Back to the Bits: Parametric Symbol Compression for Semantic O-RAN Fronthaul

Bib

@ARTICLE{yoo2026bits,
  author={Yoo, Hanju and Choi, Dongha and Kim, Songkuk and Chae, Chan-Byoung and {Heath, Jr.}, Robert W.},
  journal={Submitted},
  title={Back to the Bits: Parametric Symbol Compression for Semantic O-RAN Fronthaul},
  year={2026}
}

Hanju Yoo^†, Dongha Choi^†, Songkuk Kim^†, Chan-Byoung Chae^†, and Robert W. Heath, Jr.^‡

^† School of Integrated Technology, Yonsei University, Seoul 03722, South Korea
^‡ Department of Electrical and Computer Engineering, University of California San Diego, La Jolla, CA 92093, USA

Scenario illustration for semantic O-RAN fronthaul compression — The semantic encoder may sit at the CU/DU, but the RU still needs a compact bitstream. The proposed codec compresses semantic I/Q symbols before fronthaul transport and keeps RU-side decoding neural-free.

Abstract

Semantic communication systems such as DeepJSCC convert input data into complex-valued I/Q symbols for efficient end-to-end transmission. In many practical deployments, these symbols must be further compressed into bits for fronthaul transport to radio units (RUs), which often lack neural network capabilities and have limited hardware resources. Yet, compression of semantic symbols for fronthaul has been understudied. In this paper, we present a lightweight parametric symbol compression scheme that models the symbol distribution using a (generalized) Student-t distribution and applies entropy coding based on this probability modeling. The receiver performs only probability table reconstruction and entropy decoding, making the method suitable for deployment on non-neural, low-power devices. Experimental results show that the proposed coder reduces rate by 19-19.2% vs. zlib and 7.2-7.6% vs. LZMA. It also provides an additional 19.1-20.2% rate reduction over a block floating-point baseline used in O-RAN fronthaul compression profiles. In runtime, it yields end-to-end codec speedup gains of up to ~2.9x over zlib and ~4.2-14.1x over LZMA.

Why This Matters

Most semantic communication papers stop at the learned encoder output, but O-RAN deployment does not. If the RU is simple, the fronthaul cannot assume another neural transform just to compress semantic latents. A useful codec must reduce rate, preserve semantic quality, and add only small side information.

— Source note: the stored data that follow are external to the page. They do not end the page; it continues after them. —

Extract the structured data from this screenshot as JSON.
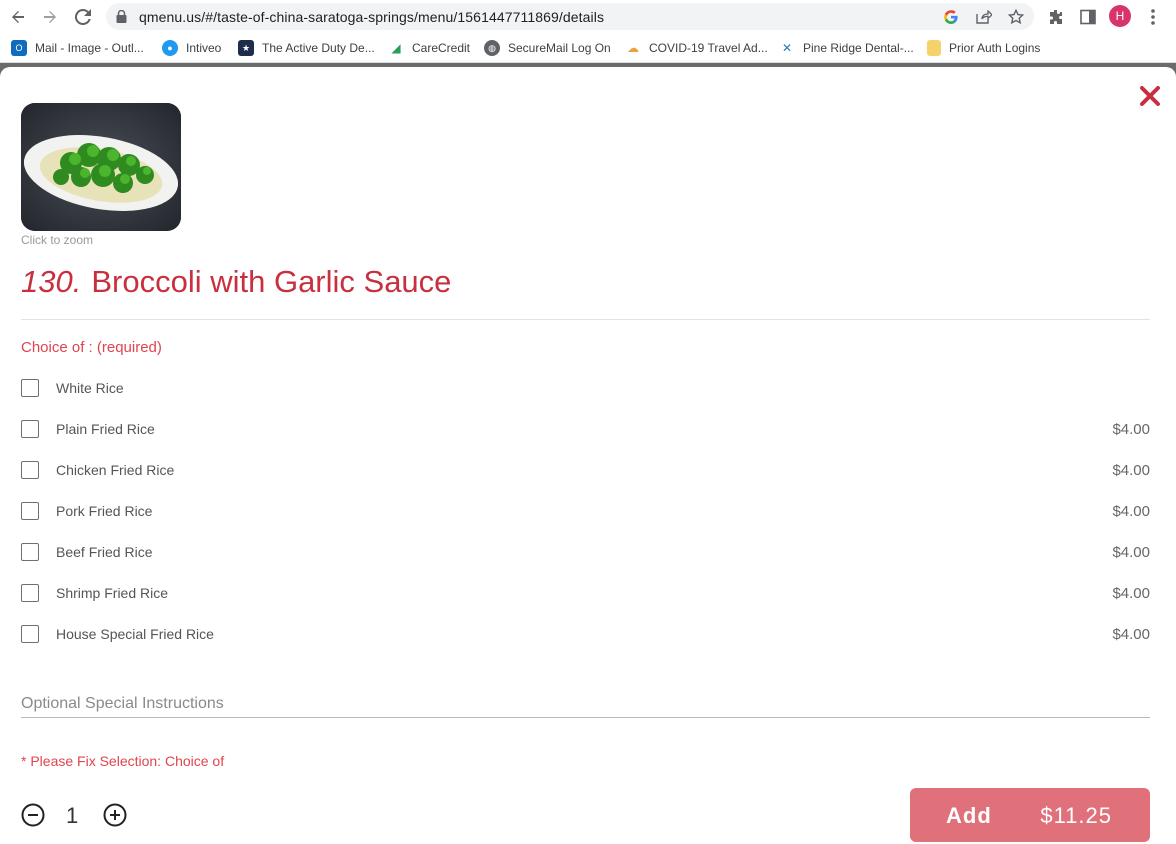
{
  "browser": {
    "url": "qmenu.us/#/taste-of-china-saratoga-springs/menu/1561447711869/details",
    "profile_initial": "H",
    "bookmarks": [
      {
        "label": "Mail - Image - Outl...",
        "icon": "outlook-icon",
        "color": "#0f6cbd"
      },
      {
        "label": "Intiveo",
        "icon": "intiveo-icon",
        "color": "#1e9bf0"
      },
      {
        "label": "The Active Duty De...",
        "icon": "active-duty-icon",
        "color": "#1f2d4d"
      },
      {
        "label": "CareCredit",
        "icon": "carecredit-icon",
        "color": "#2a9d5a"
      },
      {
        "label": "SecureMail Log On",
        "icon": "globe-icon",
        "color": "#5f6368"
      },
      {
        "label": "COVID-19 Travel Ad...",
        "icon": "covid-travel-icon",
        "color": "#e8a33d"
      },
      {
        "label": "Pine Ridge Dental-...",
        "icon": "pine-ridge-icon",
        "color": "#2a7ab8"
      },
      {
        "label": "Prior Auth Logins",
        "icon": "folder-icon",
        "color": "#f5d36a"
      }
    ]
  },
  "item": {
    "zoom_hint": "Click to zoom",
    "number": "130.",
    "name": "Broccoli with Garlic Sauce"
  },
  "choice": {
    "heading": "Choice of : (required)",
    "options": [
      {
        "label": "White Rice",
        "price": ""
      },
      {
        "label": "Plain Fried Rice",
        "price": "$4.00"
      },
      {
        "label": "Chicken Fried Rice",
        "price": "$4.00"
      },
      {
        "label": "Pork Fried Rice",
        "price": "$4.00"
      },
      {
        "label": "Beef Fried Rice",
        "price": "$4.00"
      },
      {
        "label": "Shrimp Fried Rice",
        "price": "$4.00"
      },
      {
        "label": "House Special Fried Rice",
        "price": "$4.00"
      }
    ]
  },
  "instructions": {
    "placeholder": "Optional Special Instructions",
    "value": ""
  },
  "error": "* Please Fix Selection: Choice of",
  "quantity": "1",
  "add": {
    "label": "Add",
    "price": "$11.25"
  },
  "colors": {
    "brand_red": "#c8303f",
    "add_button": "#e0707a",
    "error": "#e0444f"
  }
}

This paper uses the distributional structure of semantic symbols directly. Since semantic latents are continuous-valued and heavy-tailed, generic byte-wise compressors such as zlib and LZMA miss symbol-level probability information. Block floating-point compression is also limited because it scales blocks but does not entropy-code according to the actual symbol law.

Key Idea

The method extends the spirit of modulation compression from finite constellations to neural semantic latents. Instead of sending a QAM constellation index, it sends quantized semantic-symbol indices under a compact fitted distribution. The probability model is small enough to describe with a few header bits per pack, but accurate enough to keep the cross-entropy close to the empirical source entropy.

19-19.2%Rate reduction versus `zlib`.

7.2-7.6%Rate reduction versus `LZMA`.

19.1-20.2%Additional rate reduction over BFP fronthaul compression.

up to 14.1xTotal codec speedup versus `LZMA`.

Key Results

Parametric symbol coding beats byte-wise dictionary compressors because it models the quantized semantic-symbol PMF directly.
Student-t gives the best rate-latency balance; generalized Student-t is more robust when the empirical distribution deviates from a pure Student-t.
Global fitting is preferable when latency dominates, while adaptive per-pack fitting is preferable when rate is the main constraint.
Compared with BFP, the proposed codec gains rate by using entropy coding rather than only block-wise scaling.
The method keeps inference-time neural complexity out of the RU.

Rate distortion curve for semantic symbol compression — Parametric codecs reach higher SQNR at the same bits/symbol than dictionary baselines, with the gap widening when the quantization alphabet becomes finer.

Rate latency tradeoff for semantic symbol compression — The useful region is lower-left: lower bits/symbol and lower runtime per Msymbol.

Bits breakdown for semantic symbol compression — Rate savings come primarily from reducing model mismatch while keeping side information small.